La proposta divina è quella di un pane, che è la vita di Cristo, che sostenga la vita e la renda eterna, in particolare nei momenti di scoraggiamento e abbattimento come accade ad Elia, che dopo aver profetizzato sventura al re idolatra di Israele, deve fuggire per avere salva la propria vita.
- Mangiare e bere il corpo e sangue di Gesù
La seconda lettura sottolinea che questo dono di Cristo avviene mentre veniva tradito. Gesù intuisce la fragilità dell’uomo, la fatica nell’essere fedele che lo abita, l’avidità di beni e di vita che lo divorano, ma non si ferma davanti a questo.
Solo propone una condivisione radicale: mangiare e bere sono due elementi esistenziali fondamentali per l’uomo. La domanda è che cosa noi vogliamo mangiare e bere.
Mangiare e bere il corpo e sangue di Gesù significa condividere la sua vita, immettersi in lui, vivere nella forma del dono di sé, lottando contro ogni ingiustizia, favorendo chi è più disagiato, arricchendo la nostra vita di opere buone.
Gesù ci chiede di perseverare in questo, in lui, nella sua Parola. E’ la perseveranza nell’attesa del suo ritorno che caratterizza il cristiano, impegnato a far si che non manchi a nessuno il “pane quotidiano”, con tutta la sua vasta simbolica: cibo, casa, lavoro, affetti, ma avendo ben presente la meta futura. Il Vangelo parla di un “cibo che non perisce”:
Gesù stesso, una relazione piena con lui nella comunione dei santi. Allora sarà festa, gioia piena.

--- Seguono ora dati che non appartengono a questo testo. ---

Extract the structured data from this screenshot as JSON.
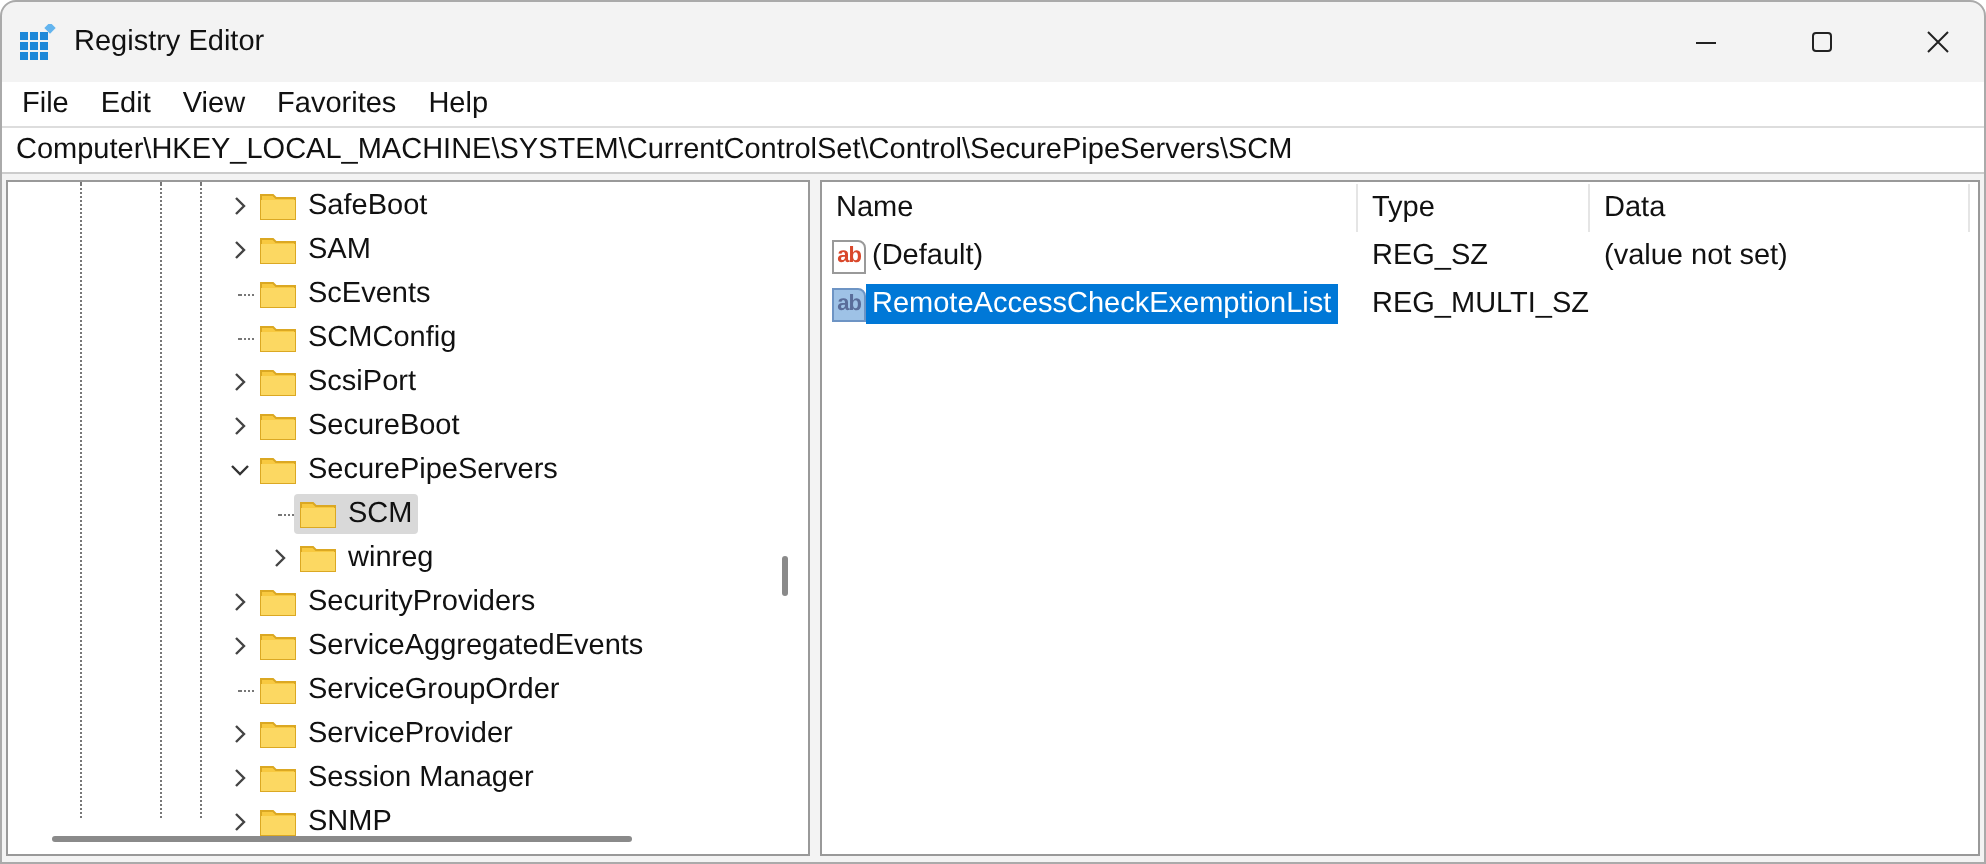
{
  "window": {
    "title": "Registry Editor"
  },
  "menu": [
    {
      "label": "File"
    },
    {
      "label": "Edit"
    },
    {
      "label": "View"
    },
    {
      "label": "Favorites"
    },
    {
      "label": "Help"
    }
  ],
  "address": {
    "value": "Computer\\HKEY_LOCAL_MACHINE\\SYSTEM\\CurrentControlSet\\Control\\SecurePipeServers\\SCM"
  },
  "tree": {
    "items": [
      {
        "label": "SafeBoot",
        "kind": "branch",
        "expanded": false,
        "selected": false
      },
      {
        "label": "SAM",
        "kind": "branch",
        "expanded": false,
        "selected": false
      },
      {
        "label": "ScEvents",
        "kind": "leaf",
        "selected": false
      },
      {
        "label": "SCMConfig",
        "kind": "leaf",
        "selected": false
      },
      {
        "label": "ScsiPort",
        "kind": "branch",
        "expanded": false,
        "selected": false
      },
      {
        "label": "SecureBoot",
        "kind": "branch",
        "expanded": false,
        "selected": false
      },
      {
        "label": "SecurePipeServers",
        "kind": "branch",
        "expanded": true,
        "selected": false,
        "children": [
          {
            "label": "SCM",
            "kind": "leaf",
            "selected": true
          },
          {
            "label": "winreg",
            "kind": "branch",
            "expanded": false,
            "selected": false
          }
        ]
      },
      {
        "label": "SecurityProviders",
        "kind": "branch",
        "expanded": false,
        "selected": false
      },
      {
        "label": "ServiceAggregatedEvents",
        "kind": "branch",
        "expanded": false,
        "selected": false
      },
      {
        "label": "ServiceGroupOrder",
        "kind": "leaf",
        "selected": false
      },
      {
        "label": "ServiceProvider",
        "kind": "branch",
        "expanded": false,
        "selected": false
      },
      {
        "label": "Session Manager",
        "kind": "branch",
        "expanded": false,
        "selected": false
      },
      {
        "label": "SNMP",
        "kind": "branch",
        "expanded": false,
        "selected": false
      }
    ]
  },
  "values": {
    "columns": [
      "Name",
      "Type",
      "Data"
    ],
    "rows": [
      {
        "icon": "ab",
        "name": "(Default)",
        "type": "REG_SZ",
        "data": "(value not set)",
        "selected": false
      },
      {
        "icon": "ab",
        "name": "RemoteAccessCheckExemptionList",
        "type": "REG_MULTI_SZ",
        "selected": true
      }
    ]
  }
}
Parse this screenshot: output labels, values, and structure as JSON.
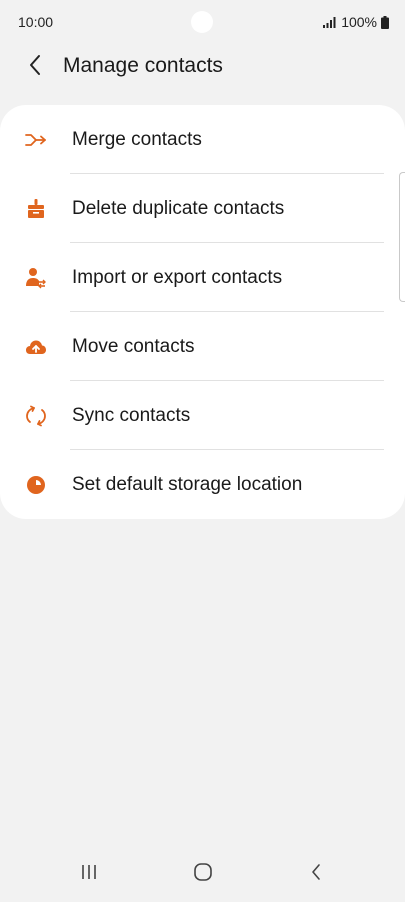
{
  "status_bar": {
    "time": "10:00",
    "battery": "100%"
  },
  "header": {
    "title": "Manage contacts"
  },
  "menu": {
    "items": [
      {
        "label": "Merge contacts",
        "icon": "merge-icon"
      },
      {
        "label": "Delete duplicate contacts",
        "icon": "broom-icon"
      },
      {
        "label": "Import or export contacts",
        "icon": "person-transfer-icon"
      },
      {
        "label": "Move contacts",
        "icon": "cloud-upload-icon"
      },
      {
        "label": "Sync contacts",
        "icon": "sync-icon"
      },
      {
        "label": "Set default storage location",
        "icon": "pie-icon"
      }
    ]
  },
  "colors": {
    "accent": "#e0651e",
    "background": "#f2f2f2",
    "card": "#ffffff"
  }
}
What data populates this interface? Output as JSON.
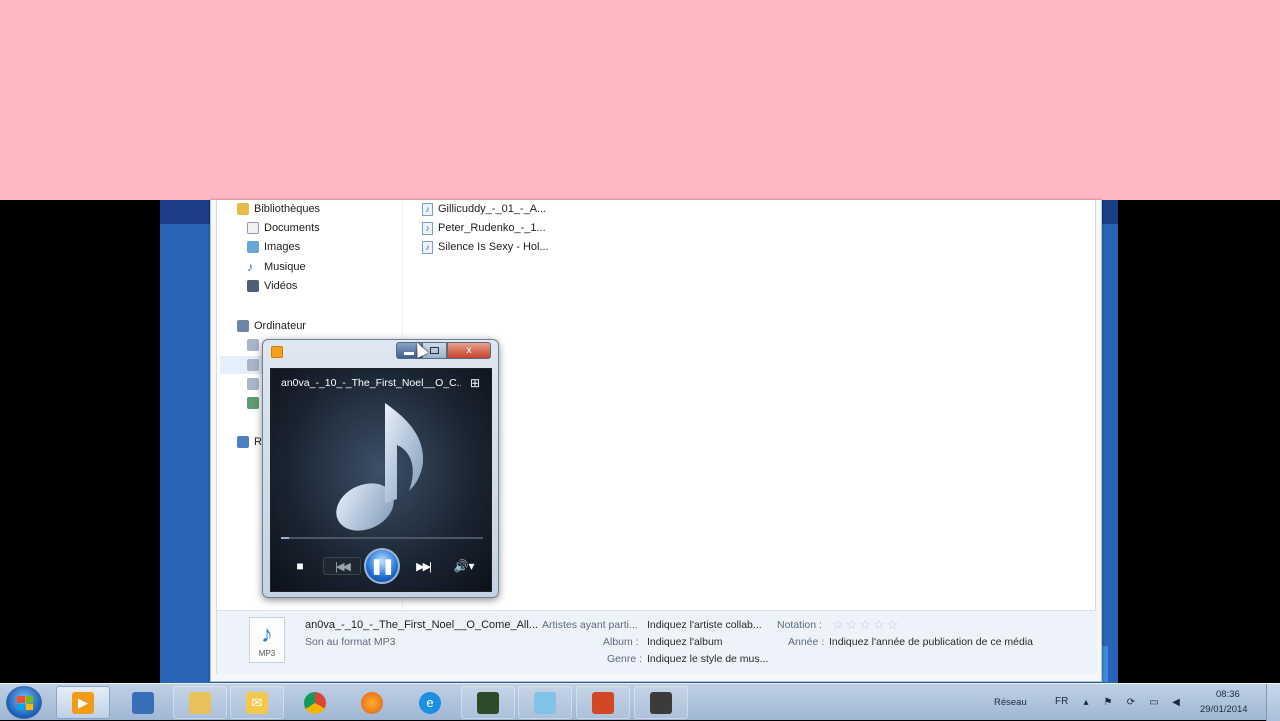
{
  "nav": {
    "libraries": "Bibliothèques",
    "documents": "Documents",
    "images": "Images",
    "music": "Musique",
    "videos": "Vidéos",
    "computer": "Ordinateur",
    "network_partial": "R"
  },
  "files": [
    {
      "name": "Gillicuddy_-_01_-_A..."
    },
    {
      "name": "Peter_Rudenko_-_1..."
    },
    {
      "name": "Silence Is Sexy - Hol..."
    }
  ],
  "details": {
    "file_title": "an0va_-_10_-_The_First_Noel__O_Come_All...",
    "file_type": "Son au format MP3",
    "thumb_format": "MP3",
    "contributing_artists_label": "Artistes ayant parti...",
    "contributing_artists_value": "Indiquez l'artiste collab...",
    "album_label": "Album :",
    "album_value": "Indiquez l'album",
    "genre_label": "Genre :",
    "genre_value": "Indiquez le style de mus...",
    "rating_label": "Notation :",
    "rating_stars": 0,
    "year_label": "Année :",
    "year_value": "Indiquez l'année de publication de ce média"
  },
  "player": {
    "track_title": "an0va_-_10_-_The_First_Noel__O_C...",
    "state": "playing",
    "progress": 0.04,
    "close_glyph": "x",
    "icons": {
      "stop": "■",
      "prev": "|◀◀",
      "pause": "❚❚",
      "next": "▶▶|",
      "volume": "🔊▾",
      "switch_view": "⊞"
    }
  },
  "taskbar": {
    "network_label": "Réseau",
    "language": "FR",
    "time": "08:36",
    "date": "29/01/2014",
    "apps": [
      "windows-media-player",
      "remote-desktop",
      "file-explorer",
      "outlook",
      "chrome",
      "firefox",
      "internet-explorer",
      "app-green",
      "app-notes",
      "powerpoint",
      "app-x"
    ]
  },
  "colors": {
    "pink_band": "#ffb8c1",
    "desktop": "#2a64b8",
    "player_accent": "#1f6fd1"
  }
}
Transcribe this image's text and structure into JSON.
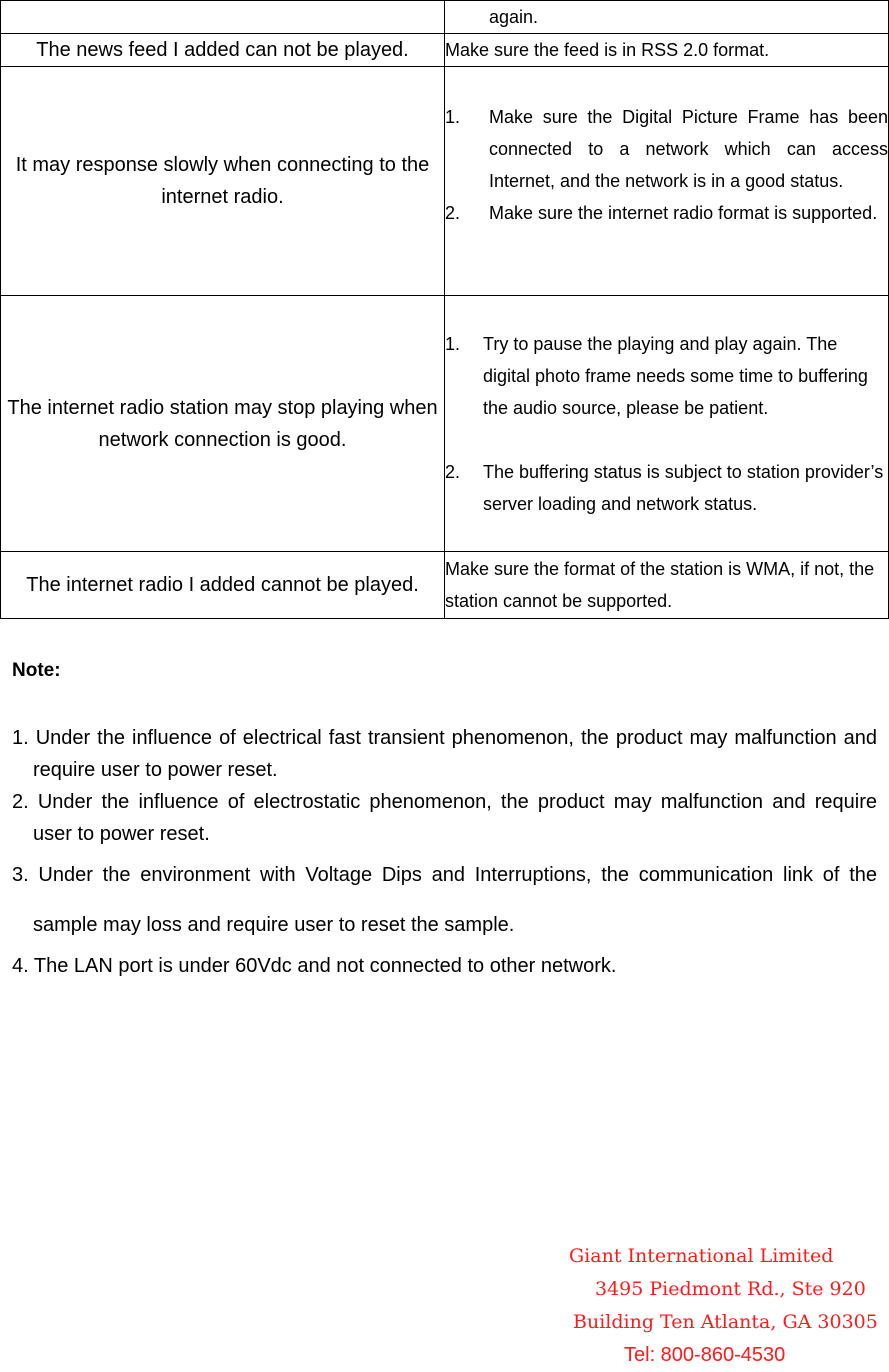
{
  "table": {
    "rows": [
      {
        "problem": "",
        "solution_text": "again."
      },
      {
        "problem": "The news feed I added can not be played.",
        "solution_text": "Make sure the feed is in RSS 2.0 format."
      },
      {
        "problem": "It may response slowly when connecting to the internet radio.",
        "solution_items": [
          {
            "num": "1.",
            "text": "Make sure the Digital Picture Frame has been connected to a network which can access Internet, and the network is in a good status."
          },
          {
            "num": "2.",
            "text": "Make sure the internet radio format is supported."
          }
        ]
      },
      {
        "problem": "The internet radio station may stop playing when network connection is good.",
        "solution_items": [
          {
            "num": "1.",
            "text": "Try to pause the playing and play again. The digital photo frame needs some time to buffering the audio source, please be patient."
          },
          {
            "num": "2.",
            "text": "The buffering status is subject to station provider’s server loading and network status."
          }
        ]
      },
      {
        "problem": "The internet radio I added cannot be played.",
        "solution_text": "Make sure the format of the station is WMA, if not, the station cannot be supported."
      }
    ]
  },
  "note": {
    "heading": "Note:",
    "items": [
      "1. Under the influence of electrical fast transient phenomenon, the product may malfunction and require user to power reset.",
      "2. Under the influence of electrostatic phenomenon, the product may malfunction and require user to power reset.",
      "3. Under the environment with Voltage Dips and Interruptions, the communication link of the sample may loss and require user to reset the sample.",
      "4.  The LAN port is under 60Vdc and not connected to other network."
    ]
  },
  "address": {
    "company": "Giant International Limited",
    "street": "3495 Piedmont Rd., Ste 920",
    "city": "Building Ten Atlanta, GA 30305",
    "tel": "Tel: 800-860-4530",
    "color": "#ff1a1a"
  }
}
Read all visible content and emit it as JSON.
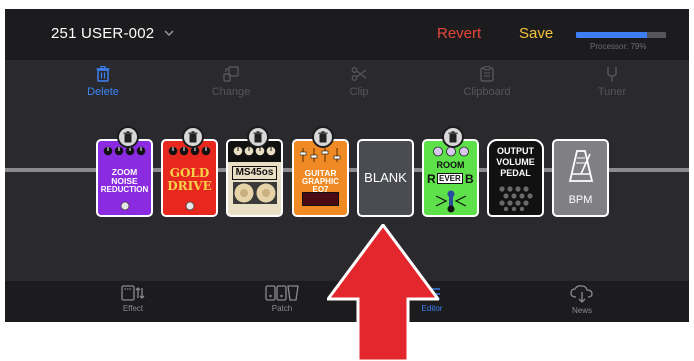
{
  "header": {
    "patch_name": "251 USER-002",
    "revert_label": "Revert",
    "save_label": "Save",
    "processor_label": "Processor: 79%",
    "processor_usage": 0.79
  },
  "toolbar": {
    "items": [
      {
        "label": "Delete",
        "icon": "trash-icon",
        "active": true
      },
      {
        "label": "Change",
        "icon": "change-icon",
        "active": false
      },
      {
        "label": "Clip",
        "icon": "scissors-icon",
        "active": false
      },
      {
        "label": "Clipboard",
        "icon": "clipboard-icon",
        "active": false
      },
      {
        "label": "Tuner",
        "icon": "tuner-icon",
        "active": false
      }
    ]
  },
  "pedals": [
    {
      "name_lines": [
        "ZOOM",
        "NOISE",
        "REDUCTION"
      ],
      "color": "#8a2be2",
      "deletable": true
    },
    {
      "name_lines": [
        "GOLD",
        "DRIVE"
      ],
      "color": "#e8281e",
      "deletable": true
    },
    {
      "name_lines": [
        "MS45os"
      ],
      "color": "#e9dfc4",
      "deletable": true
    },
    {
      "name_lines": [
        "GUITAR",
        "GRAPHIC EQ7"
      ],
      "color": "#f08a24",
      "deletable": true
    },
    {
      "name_lines": [
        "BLANK"
      ],
      "color": "#4a4c52",
      "deletable": false
    },
    {
      "name_lines": [
        "ROOM",
        "R",
        "EVER",
        "B"
      ],
      "color": "#5de04a",
      "deletable": true
    },
    {
      "name_lines": [
        "OUTPUT",
        "VOLUME",
        "PEDAL"
      ],
      "color": "#111111",
      "deletable": false
    },
    {
      "name_lines": [
        "BPM"
      ],
      "color": "#7f7f84",
      "deletable": false
    }
  ],
  "tabs": [
    {
      "label": "Effect",
      "icon": "effect-icon",
      "active": false
    },
    {
      "label": "Patch",
      "icon": "patch-icon",
      "active": false
    },
    {
      "label": "Editor",
      "icon": "editor-icon",
      "active": true
    },
    {
      "label": "News",
      "icon": "cloud-download-icon",
      "active": false
    }
  ],
  "annotation": {
    "icon": "red-arrow-up-icon",
    "color": "#e3272d"
  }
}
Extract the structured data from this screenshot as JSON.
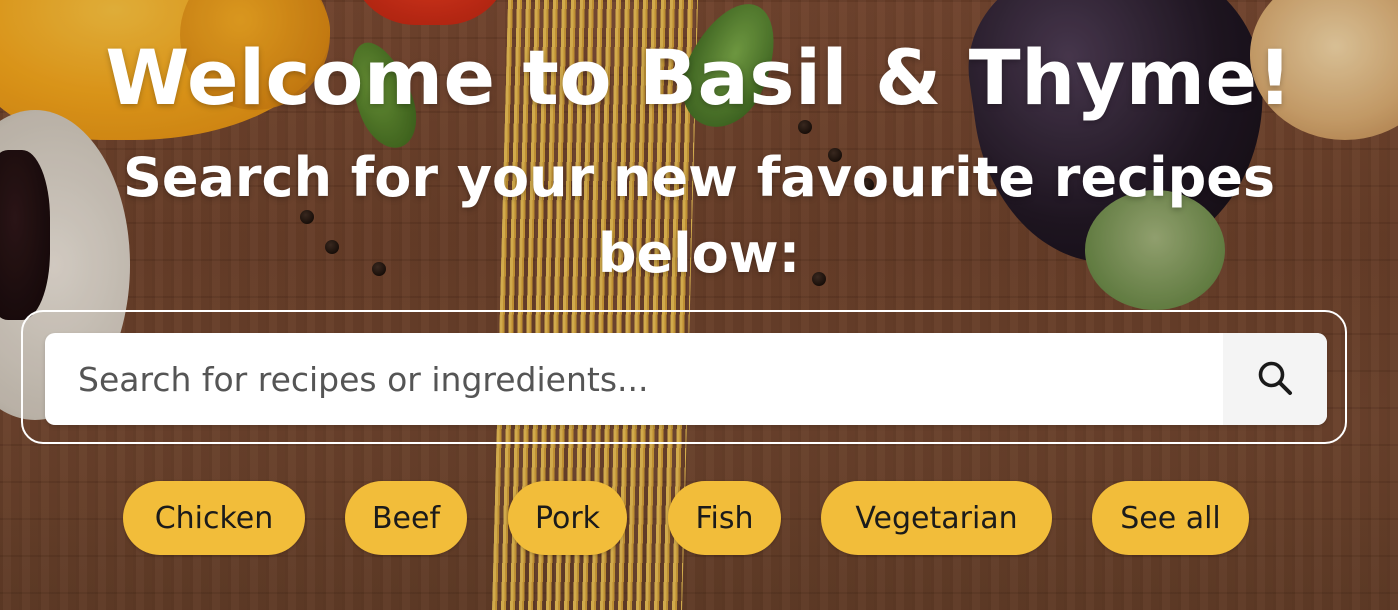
{
  "hero": {
    "title": "Welcome to Basil & Thyme!",
    "subtitle": "Search for your new favourite recipes below:"
  },
  "search": {
    "placeholder": "Search for recipes or ingredients...",
    "button_icon": "search-icon"
  },
  "categories": [
    {
      "label": "Chicken"
    },
    {
      "label": "Beef"
    },
    {
      "label": "Pork"
    },
    {
      "label": "Fish"
    },
    {
      "label": "Vegetarian"
    },
    {
      "label": "See all"
    }
  ],
  "colors": {
    "chip_background": "#f2bd3a",
    "heading_text": "#ffffff",
    "search_background": "#ffffff"
  }
}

- Il nutrimento per la vita
C’è un tratto di singolare tenerezza nella volontà di Dio nostro padre di provvederci non solo del pane quotidiano che ci sostenta, ma anche di questo pane che discende dal cielo e di cui abbiamo bisogno per non venir meno lungo la strada della vita.
Questo pane, infatti, non è cosa, oggetto: questo pane è la presenza stessa del Signore Gesù. Grazie a questo pane ci è data, nel cammino della vita, la presenza, la compagnia del Signore Gesù.
Che questo pane non sia pane, ma sia la viva presenza di qualcuno è parola stupenda ma sconvolgente: la nostra intelligenza esita, forse anzi rifiuta.
Come i contemporanei di Gesù che mormoravano: questo Gesù, figlio di Giuseppe, il falegname di Nazareth noi lo conosciamo bene, come può pretendere d’esser disceso dal cielo?.
Ancora una volta sembra impossibile che in un uomo, un uomo qualunque di una povera famiglia qualunque, Dio stesso si manifesti, si riveli, si comunichi a noi irrevocabilmente.
Peggio: che quest’uomo doni se stesso come pane, nutrimento per la fatica del vivere. Sappiamo che Gesù il segno lo darà: il dono di se stesso sulla croce, ma anche quello non sarà compreso da tutti. Adesso però si limita a dire: io sono il pane della vita.
Nonostante tutto Gesù continua a proporre il dono di Dio, con umiltà e perseveranza. Se anche noi, invece di crederci piccoli padri eterni, ci guardassimo dentro e vedessimo la nostra fragilità nell’amore, supplicheremmo Gesù di darci questo suo pane.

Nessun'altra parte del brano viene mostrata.